In fact, at that congress, Dashnaktsutyun announced a retaliation campaign for the perpetrators of the national tragedy. Although the tribunal was working in Istanbul at that time, which condemned the leaders of the Young Turks, they managed to escape punishment. Legal methods of the fight against those responsible for genocide have been abandoned in Yerevan. The organization of the killing of people on the party’s death lists began. The action was called Operation Nemesis (a reference to Nemesis, the Greek goddess of vengeance).
In the period from 1918 to 1922. numerous functionaries of the Ottoman government, which initiated the Armenian Genocide (1915), were killed. The reasons for it have already been considered at the Turkish military tribunal, and the guilt of the criminals has been proven. Although Dashnaktsutyun activists acted at their own peril and risk, they always stated that they were only executing the legitimate decisions of the international court.
Young Turks Killings
On March 15, 1921, in Berlin, the Armenian Soghomon Teyliryan, in front of many witnesses, killed Talaat Pasha, who was hiding in Europe under an assumed name. The shooter was immediately arrested by German police. The trial began. Teyliryan volunteered to defend the best lawyers in Germany. The process has led to widespread public outcry. At the hearing, numerous facts of the Armenian Genocide in the Ottoman Empire were voiced again. Teyliryan was sensationally acquitted. After that, he emigrated to the United States, where he died in 1960.
Another important victim of Operation Nemesis was Ahmed Jemal Pasha, who was killed in Tiflis in 1922. In the same year, another member of the triumvirate, Enver, died during battles with the Red Army in modern Tajikistan. He fled to Central Asia, where for some time he was an active participant in the Basmach movement.
Legal assessment
It should be noted that the term “genocide” appeared in the legal lexicon much later than the events described. The word arose in 1943 and originally meant the massacre of Jews by the Nazi authorities of the Third Reich. A few years later, the term was officially fixed in accordance with the convention of the newly created UN. Later events in the Ottoman Empire were recognized as genocide of Armenians in 1915. In particular, this was done by the European Parliament and the UN.

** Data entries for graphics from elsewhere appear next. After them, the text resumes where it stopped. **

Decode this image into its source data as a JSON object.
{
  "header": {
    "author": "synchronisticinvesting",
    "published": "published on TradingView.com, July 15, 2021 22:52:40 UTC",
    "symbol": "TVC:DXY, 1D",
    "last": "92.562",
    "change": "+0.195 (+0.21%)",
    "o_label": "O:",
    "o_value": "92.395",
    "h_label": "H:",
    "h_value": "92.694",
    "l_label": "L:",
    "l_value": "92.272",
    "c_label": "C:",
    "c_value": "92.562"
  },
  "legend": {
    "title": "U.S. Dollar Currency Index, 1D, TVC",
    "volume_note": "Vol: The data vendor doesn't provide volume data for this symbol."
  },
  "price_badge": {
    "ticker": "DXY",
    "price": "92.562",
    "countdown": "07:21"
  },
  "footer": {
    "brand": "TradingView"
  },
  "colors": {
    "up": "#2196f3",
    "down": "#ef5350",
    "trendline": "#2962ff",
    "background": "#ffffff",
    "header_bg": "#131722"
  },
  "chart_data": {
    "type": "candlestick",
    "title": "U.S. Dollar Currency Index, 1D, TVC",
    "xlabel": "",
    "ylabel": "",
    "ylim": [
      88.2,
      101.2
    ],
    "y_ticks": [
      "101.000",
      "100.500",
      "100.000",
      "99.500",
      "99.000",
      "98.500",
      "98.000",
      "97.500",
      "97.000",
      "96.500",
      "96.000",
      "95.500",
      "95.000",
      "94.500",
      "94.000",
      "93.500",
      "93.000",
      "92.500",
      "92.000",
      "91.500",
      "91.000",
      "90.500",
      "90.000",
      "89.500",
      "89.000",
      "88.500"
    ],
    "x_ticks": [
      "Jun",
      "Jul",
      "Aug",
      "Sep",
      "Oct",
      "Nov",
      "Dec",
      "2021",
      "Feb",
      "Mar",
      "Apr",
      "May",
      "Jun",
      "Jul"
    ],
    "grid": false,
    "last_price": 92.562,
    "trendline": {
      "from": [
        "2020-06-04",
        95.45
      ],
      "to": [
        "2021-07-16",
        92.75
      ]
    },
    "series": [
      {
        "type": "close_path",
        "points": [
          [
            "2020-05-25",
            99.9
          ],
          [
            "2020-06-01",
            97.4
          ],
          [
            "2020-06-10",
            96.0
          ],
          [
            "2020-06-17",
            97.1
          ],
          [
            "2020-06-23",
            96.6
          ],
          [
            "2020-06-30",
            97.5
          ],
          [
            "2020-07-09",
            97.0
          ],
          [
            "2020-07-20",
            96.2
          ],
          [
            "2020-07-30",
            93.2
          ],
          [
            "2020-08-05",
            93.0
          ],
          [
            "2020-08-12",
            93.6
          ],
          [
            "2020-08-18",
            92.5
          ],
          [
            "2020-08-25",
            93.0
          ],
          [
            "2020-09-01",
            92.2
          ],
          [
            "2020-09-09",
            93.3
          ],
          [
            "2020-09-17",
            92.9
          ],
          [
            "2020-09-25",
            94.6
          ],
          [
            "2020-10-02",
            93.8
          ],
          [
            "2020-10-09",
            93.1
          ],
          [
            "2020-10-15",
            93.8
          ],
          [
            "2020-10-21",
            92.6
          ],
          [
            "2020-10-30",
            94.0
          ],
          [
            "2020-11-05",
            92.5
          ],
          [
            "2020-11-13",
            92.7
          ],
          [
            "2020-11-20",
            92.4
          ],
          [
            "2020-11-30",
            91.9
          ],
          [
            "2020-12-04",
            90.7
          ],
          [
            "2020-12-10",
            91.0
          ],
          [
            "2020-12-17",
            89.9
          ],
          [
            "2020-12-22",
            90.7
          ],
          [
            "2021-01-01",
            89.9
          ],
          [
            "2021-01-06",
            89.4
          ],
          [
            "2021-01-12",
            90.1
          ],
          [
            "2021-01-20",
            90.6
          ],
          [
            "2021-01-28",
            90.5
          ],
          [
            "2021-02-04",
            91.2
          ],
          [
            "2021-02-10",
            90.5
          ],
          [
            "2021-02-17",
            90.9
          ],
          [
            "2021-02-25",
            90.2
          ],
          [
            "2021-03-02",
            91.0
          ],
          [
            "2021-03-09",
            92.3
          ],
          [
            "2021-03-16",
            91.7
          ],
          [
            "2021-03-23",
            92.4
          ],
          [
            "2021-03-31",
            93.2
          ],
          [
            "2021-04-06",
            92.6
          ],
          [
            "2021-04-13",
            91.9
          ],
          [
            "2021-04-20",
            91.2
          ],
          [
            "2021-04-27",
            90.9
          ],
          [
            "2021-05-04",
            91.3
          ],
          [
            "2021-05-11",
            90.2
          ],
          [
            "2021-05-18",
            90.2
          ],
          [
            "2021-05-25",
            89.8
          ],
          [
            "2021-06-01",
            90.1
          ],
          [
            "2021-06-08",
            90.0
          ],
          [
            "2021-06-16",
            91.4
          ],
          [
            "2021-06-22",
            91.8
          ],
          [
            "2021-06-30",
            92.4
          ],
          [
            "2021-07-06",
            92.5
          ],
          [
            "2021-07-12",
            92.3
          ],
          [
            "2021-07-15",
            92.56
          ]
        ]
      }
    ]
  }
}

In 1995, the massacre of Armenians in the Ottoman Empire was recognized as genocide in the Russian Federation. Today, the majority of US states, almost all countries of Europe and South America adhere to the same point of view. But there are also countries where the Armenian Genocide is denied (1915). The reasons, in short, remain political. First of all, in the list of these states is modern Turkey and Azerbaijan.